Esse conhecimento, que contém informações essenciais sobre subsistência, saúde e uso sustentável dos recursos naturais, é veiculado e transmitido por um único meio – a língua. Por essa razão, salvaguardar as línguas indígenas, um número crescente das quais estão ameaçadas atualmente, é crucial não apenas para manter a ldiversidade linguística, mas também para a diversidade  culturalbiológica do mundo.

Embora representem apenas 5% da população mundial, os povos indígenas falam a maioria das 7 mil línguas que existem no mundo e “possuem, ocupam ou usam recursos de cerca de 22% da superfície terrestre que, por sua vez, abriga 80% da diversidade biológica do mundo”, de acordo com o livro Weathering Uncertainty, publicado pela UNESCO em 2012.
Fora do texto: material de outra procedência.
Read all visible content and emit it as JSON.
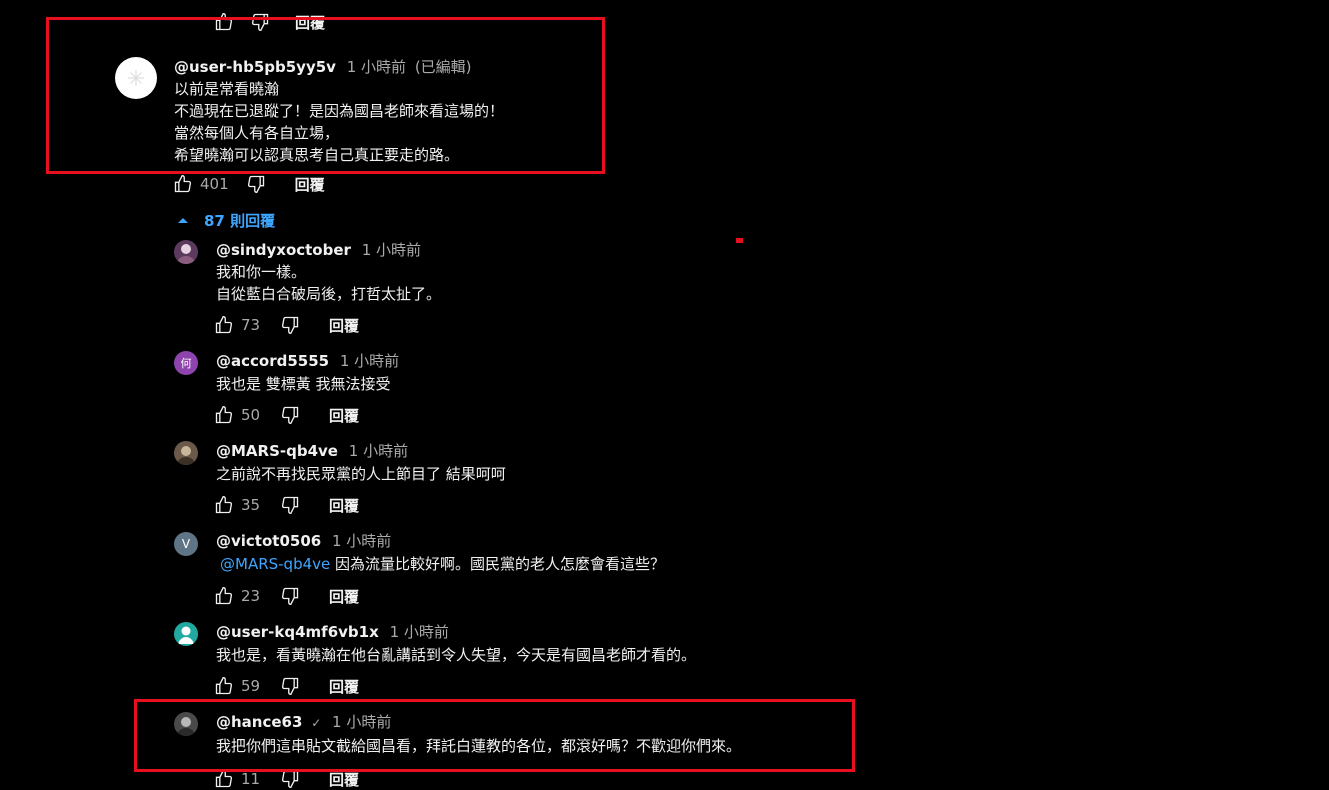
{
  "labels": {
    "reply": "回覆",
    "edited": "(已編輯)"
  },
  "colors": {
    "background": "#000000",
    "link": "#3ea6ff",
    "highlight": "#e8101e",
    "muted": "#aaaaaa"
  },
  "top_partial": {
    "reply": "回覆"
  },
  "main_comment": {
    "author": "@user-hb5pb5yy5v",
    "time": "1 小時前",
    "edited": "(已編輯)",
    "lines": [
      "以前是常看曉瀚",
      "不過現在已退蹤了！是因為國昌老師來看這場的！",
      "當然每個人有各自立場，",
      "希望曉瀚可以認真思考自己真正要走的路。"
    ],
    "likes": "401",
    "reply": "回覆"
  },
  "replies_toggle": {
    "label": "87 則回覆",
    "icon": "caret-up-icon"
  },
  "replies": [
    {
      "author": "@sindyxoctober",
      "time": "1 小時前",
      "lines": [
        "我和你一樣。",
        "自從藍白合破局後，打哲太扯了。"
      ],
      "likes": "73",
      "avatar": {
        "type": "photo",
        "color": "#5b3a5e"
      }
    },
    {
      "author": "@accord5555",
      "time": "1 小時前",
      "lines": [
        "我也是 雙標黃 我無法接受"
      ],
      "likes": "50",
      "avatar": {
        "type": "letter",
        "letter": "何",
        "color": "#8e44ad"
      }
    },
    {
      "author": "@MARS-qb4ve",
      "time": "1 小時前",
      "lines": [
        "之前說不再找民眾黨的人上節目了 結果呵呵"
      ],
      "likes": "35",
      "avatar": {
        "type": "photo",
        "color": "#6b5a4a"
      }
    },
    {
      "author": "@victot0506",
      "time": "1 小時前",
      "mention": "@MARS-qb4ve",
      "lines": [
        " 因為流量比較好啊。國民黨的老人怎麼會看這些？"
      ],
      "likes": "23",
      "avatar": {
        "type": "letter",
        "letter": "V",
        "color": "#5f7585"
      }
    },
    {
      "author": "@user-kq4mf6vb1x",
      "time": "1 小時前",
      "lines": [
        "我也是，看黃曉瀚在他台亂講話到令人失望，今天是有國昌老師才看的。"
      ],
      "likes": "59",
      "avatar": {
        "type": "person",
        "color": "#1fa9a1"
      }
    },
    {
      "author": "@hance63",
      "verified_icon": "check-icon",
      "time": "1 小時前",
      "lines": [
        "我把你們這串貼文截給國昌看，拜託白蓮教的各位，都滾好嗎？不歡迎你們來。"
      ],
      "likes": "11",
      "avatar": {
        "type": "photo",
        "color": "#4a4a4a"
      }
    }
  ]
}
Com o estabelecimento de 2019 como o Ano Internacional das Línguas Indígenas (IY2019), lançado oficialmente pela UNESCO em 28 de janeiro, a comunidade internacional reafirma seu compromisso de apoiar os povos indígenas em seus esforços para preservar seus conhecimentos e desfrutar de seus direitos. Desde a aprovação da Declaração dos Direitos dos Povos Indígenas pela Assembleia Geral das Nações Unidas em 13 de setembro de 2007, avanços consideráveis foram realizados nesse sentido.

No entanto, os povos indígenas ainda têm um longo caminho a percorrer antes de saírem da marginalização e superarem os muitos obstáculos que enfrentam. Um terço das pessoas que vivem na extrema pobreza em todo o mundo pertencem a comunidades indígenas, assim como, em vários países, a legislação que promove os direitos desses povos continua a ser incompatível com outras leis que tratam de questões como agricultura, terra, conservação, indústrias de silvicultura e de mineração, segundo​​​​​​​ Victoria Tauli-Corpuz, relatora especial das Nações Unidas para os Direitos dos Povos Indígenas.

A seção Grande angular deste número de O Correio é dedicado a eles. Retira seu título do provérbio chinês “quando beber água, lembre-se da fonte”, para lembrar que o conhecimento indígena, fonte de todo o conhecimento, merece um lugar proeminente na modernidade. Também está associado à celebração do Dia Internacional da Língua Materna, 21 de fevereiro.